When you get down to it,
The commercialization of retro into a mainstream has actually paywalled the kid discovering real obsolete tech and taking it from a recycler to ask about online. (How I ended up here).
Things are so locked down now that my story is much more impossible to occur organically.
I’m hoping this hobby doesn’t go the way of toy trains or tin toy collecting (both of which are in decline) but based on the video game system market, I would say we are getting there.
Living wrote on Today, 12:38:
Nobody will convince me that a Commodore 64 or even a 486 its still useful today...
Up until 2016 my parents business was based around a high end computer photography system from 1987. Other proprietary high end software they had from 1993 that no longer has a modern equivalent we had emulated and hacked around to keep it working.
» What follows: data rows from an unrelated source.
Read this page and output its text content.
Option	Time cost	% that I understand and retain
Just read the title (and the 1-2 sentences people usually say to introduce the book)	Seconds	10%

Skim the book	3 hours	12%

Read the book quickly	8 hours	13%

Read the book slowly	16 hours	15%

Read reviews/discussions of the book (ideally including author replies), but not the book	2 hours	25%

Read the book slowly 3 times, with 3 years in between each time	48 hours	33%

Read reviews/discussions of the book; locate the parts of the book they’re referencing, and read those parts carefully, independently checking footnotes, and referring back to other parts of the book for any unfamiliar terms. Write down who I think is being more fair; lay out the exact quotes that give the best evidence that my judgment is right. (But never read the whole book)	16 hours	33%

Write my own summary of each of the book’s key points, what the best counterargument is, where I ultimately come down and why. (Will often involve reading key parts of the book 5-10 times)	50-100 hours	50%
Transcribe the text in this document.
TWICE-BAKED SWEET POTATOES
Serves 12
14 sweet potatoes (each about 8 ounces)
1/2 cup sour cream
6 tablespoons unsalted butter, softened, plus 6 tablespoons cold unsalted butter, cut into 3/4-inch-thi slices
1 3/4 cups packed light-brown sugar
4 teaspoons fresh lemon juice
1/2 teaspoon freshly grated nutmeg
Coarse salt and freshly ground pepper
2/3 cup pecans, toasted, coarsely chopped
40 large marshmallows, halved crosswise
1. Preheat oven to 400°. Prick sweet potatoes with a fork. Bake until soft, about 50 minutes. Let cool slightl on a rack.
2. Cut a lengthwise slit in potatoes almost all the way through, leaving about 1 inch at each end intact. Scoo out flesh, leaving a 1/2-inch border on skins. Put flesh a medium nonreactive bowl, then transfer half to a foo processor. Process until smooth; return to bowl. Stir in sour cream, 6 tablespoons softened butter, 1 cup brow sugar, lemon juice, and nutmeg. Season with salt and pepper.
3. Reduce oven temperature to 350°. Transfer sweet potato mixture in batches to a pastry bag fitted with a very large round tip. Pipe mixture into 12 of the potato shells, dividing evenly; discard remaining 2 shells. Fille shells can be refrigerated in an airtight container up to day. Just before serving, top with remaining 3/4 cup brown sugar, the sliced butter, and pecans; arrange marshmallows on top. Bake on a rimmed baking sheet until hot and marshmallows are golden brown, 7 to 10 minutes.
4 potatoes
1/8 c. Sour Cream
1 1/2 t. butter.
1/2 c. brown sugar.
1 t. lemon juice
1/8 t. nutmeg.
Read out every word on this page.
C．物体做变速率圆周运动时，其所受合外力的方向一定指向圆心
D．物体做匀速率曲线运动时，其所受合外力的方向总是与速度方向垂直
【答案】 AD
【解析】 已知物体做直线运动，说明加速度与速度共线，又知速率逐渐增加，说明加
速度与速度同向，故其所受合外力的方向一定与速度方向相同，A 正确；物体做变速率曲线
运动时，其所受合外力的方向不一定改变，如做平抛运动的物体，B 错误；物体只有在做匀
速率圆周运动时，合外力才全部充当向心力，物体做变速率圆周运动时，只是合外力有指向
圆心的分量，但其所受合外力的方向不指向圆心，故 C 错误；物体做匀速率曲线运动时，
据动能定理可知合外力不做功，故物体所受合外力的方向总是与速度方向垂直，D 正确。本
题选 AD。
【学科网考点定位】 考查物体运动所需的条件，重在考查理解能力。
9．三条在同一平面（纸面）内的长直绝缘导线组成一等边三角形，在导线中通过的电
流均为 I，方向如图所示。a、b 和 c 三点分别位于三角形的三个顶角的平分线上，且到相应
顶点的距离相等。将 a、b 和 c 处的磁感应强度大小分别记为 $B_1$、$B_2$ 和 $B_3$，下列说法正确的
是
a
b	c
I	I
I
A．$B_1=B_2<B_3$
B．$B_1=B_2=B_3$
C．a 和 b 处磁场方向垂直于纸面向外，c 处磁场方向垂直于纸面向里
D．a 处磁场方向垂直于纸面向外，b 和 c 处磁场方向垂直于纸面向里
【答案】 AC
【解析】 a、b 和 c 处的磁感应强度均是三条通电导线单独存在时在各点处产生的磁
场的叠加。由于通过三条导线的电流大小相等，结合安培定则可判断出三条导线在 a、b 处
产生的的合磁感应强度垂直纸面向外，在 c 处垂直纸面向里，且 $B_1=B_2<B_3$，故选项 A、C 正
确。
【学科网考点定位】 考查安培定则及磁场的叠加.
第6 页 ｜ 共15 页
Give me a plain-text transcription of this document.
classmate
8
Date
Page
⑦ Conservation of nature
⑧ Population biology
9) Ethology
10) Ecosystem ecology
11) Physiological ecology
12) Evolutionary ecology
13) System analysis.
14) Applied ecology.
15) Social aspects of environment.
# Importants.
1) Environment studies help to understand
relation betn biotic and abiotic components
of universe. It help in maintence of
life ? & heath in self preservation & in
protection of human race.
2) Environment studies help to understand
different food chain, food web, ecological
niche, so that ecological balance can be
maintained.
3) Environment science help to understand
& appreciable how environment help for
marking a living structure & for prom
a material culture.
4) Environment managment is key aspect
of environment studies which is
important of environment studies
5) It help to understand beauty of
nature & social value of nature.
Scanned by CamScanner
We would still be using it if disability, older grandparents needing care and other life events would not have occurred.
Sadly getting supplies and raw materials for making self printed fabrics, large cloth poster material, ceramics and other commodity materials has become extremely difficult, the selection at wholesale for production is about a tenth what it was even 15 years ago, the price has grown far beyond what any consumer would pay for spot work, let’s face it a big 3’ tall cloth wanted poster isn’t an archival artistic item justifying a massive cost but that is how it’s treated now.
The number of school, industry and .gov entities running old equipment to provide bespoke proprietary functions is less than 10 years ago but it’s still a thing in industry.